Ventricular and Periventricular Anomalies in the Aging and Cognitively Impaired Brain.

Ventriculomegaly (expansion of the brain's fluid-filled ventricles), a condition commonly found in the aging brain, results in areas of gliosis where the ependymal cells are replaced with dense astrocytic patches. Loss of ependymal cells would compromise trans-ependymal bulk flow mechanisms required for clearance of proteins and metabolites from the brain parenchyma. However, little is known about the interplay between age-related ventricle expansion, the decline in ependymal integrity, altered periventricular fluid homeostasis, abnormal protein accumulation and cognitive impairment. In collaboration with the Baltimore Longitudinal Study of Aging (BLSA) and Alzheimer's Disease Neuroimaging Initiative (ADNI), we analyzed longitudinal structural magnetic resonance imaging (MRI) and subject-matched fluid-attenuated inversion recovery (FLAIR) MRI and periventricular biospecimens to map spatiotemporally the progression of ventricle expansion and associated periventricular edema and loss of transependymal exchange functions in healthy aging individuals and those with varying degrees of cognitive impairment. We found that the trajectory of ventricle expansion and periventricular edema progression correlated with degree of cognitive impairment in both speed and severity, and confirmed that areas of expansion showed ventricle surface gliosis accompanied by edema and periventricular accumulation of protein aggregates, suggesting impaired clearance mechanisms in these regions. These findings reveal pathophysiological outcomes associated with normal brain aging and cognitive impairment, and indicate that a multifactorial analysis is best suited to predict and monitor cognitive decline.

Age differences in the neural systems supporting human allocentric spatial navigation.

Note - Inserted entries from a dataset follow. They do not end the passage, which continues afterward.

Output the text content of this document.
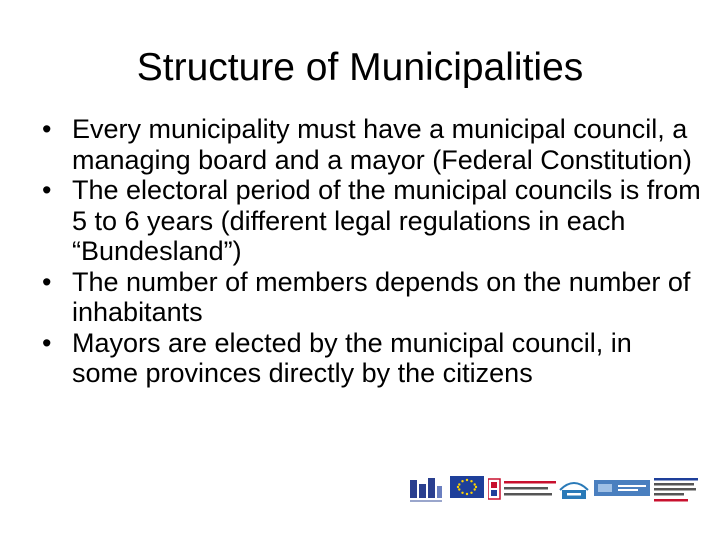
Structure of Municipalities
• Every municipality must have a municipal council, a managing board and a mayor (Federal Constitution)
• The electoral period of the municipal councils is from 5 to 6 years (different legal regulations in each “Bundesland”)
• The number of members depends on the number of inhabitants
• Mayors are elected by the municipal council, in some provinces directly by the citizens
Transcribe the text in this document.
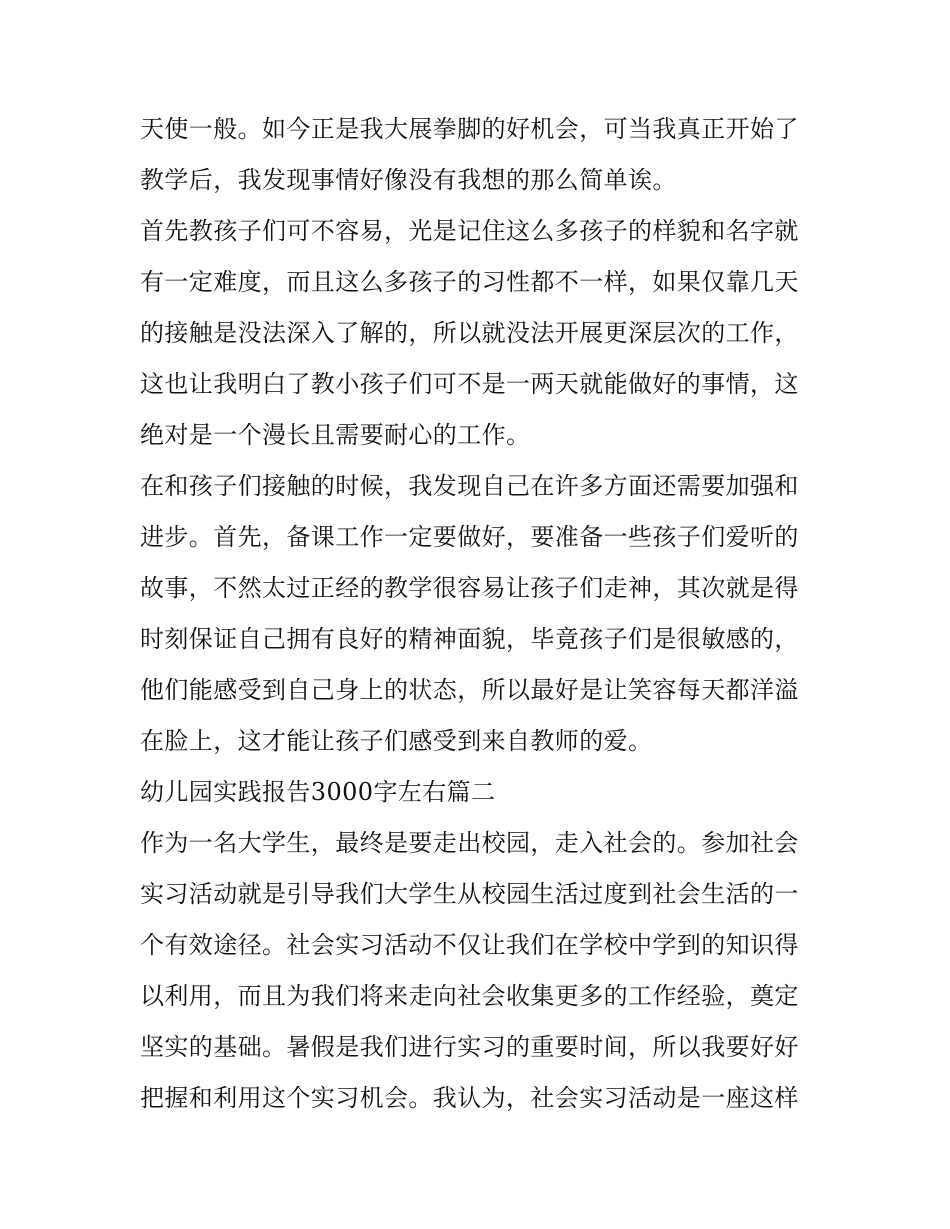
天使一般。如今正是我大展拳脚的好机会，可当我真正开始了
教学后，我发现事情好像没有我想的那么简单诶。
首先教孩子们可不容易，光是记住这么多孩子的样貌和名字就
有一定难度，而且这么多孩子的习性都不一样，如果仅靠几天
的接触是没法深入了解的，所以就没法开展更深层次的工作，
这也让我明白了教小孩子们可不是一两天就能做好的事情，这
绝对是一个漫长且需要耐心的工作。
在和孩子们接触的时候，我发现自己在许多方面还需要加强和
进步。首先，备课工作一定要做好，要准备一些孩子们爱听的
故事，不然太过正经的教学很容易让孩子们走神，其次就是得
时刻保证自己拥有良好的精神面貌，毕竟孩子们是很敏感的，
他们能感受到自己身上的状态，所以最好是让笑容每天都洋溢
在脸上，这才能让孩子们感受到来自教师的爱。
幼儿园实践报告3000字左右篇二
作为一名大学生，最终是要走出校园，走入社会的。参加社会
实习活动就是引导我们大学生从校园生活过度到社会生活的一
个有效途径。社会实习活动不仅让我们在学校中学到的知识得
以利用，而且为我们将来走向社会收集更多的工作经验，奠定
坚实的基础。暑假是我们进行实习的重要时间，所以我要好好
把握和利用这个实习机会。我认为，社会实习活动是一座这样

Age-related declines in spatial navigation are well-known in human and non-human species. Studies in non-human species suggest that alteration in hippocampal and other neural circuitry may underlie behavioral deficits associated with aging but little is known about the neural mechanisms of human age-related decline in spatial navigation. The purpose of the present study was to examine age differences in functional brain activation during virtual environment navigation. Voxel-based analysis of activation patterns in young subjects identified activation in the hippocampus and parahippocampal gyrus, retrosplenial cortex, right and left lateral parietal cortex, medial parietal lobe and cerebellum. In comparison to younger subjects, elderly participants showed reduced activation in the hippocampus and parahippocampal gyrus, medial parietal lobe and retrosplenial cortex. Relative to younger participants elderly subjects showed increased activation in anterior cingulate gyrus and medial frontal lobe. These results provide evidence of age specific neural networks supporting spatial navigation and identify a putative neural substrate for age-related differences in spatial memory and navigational skill.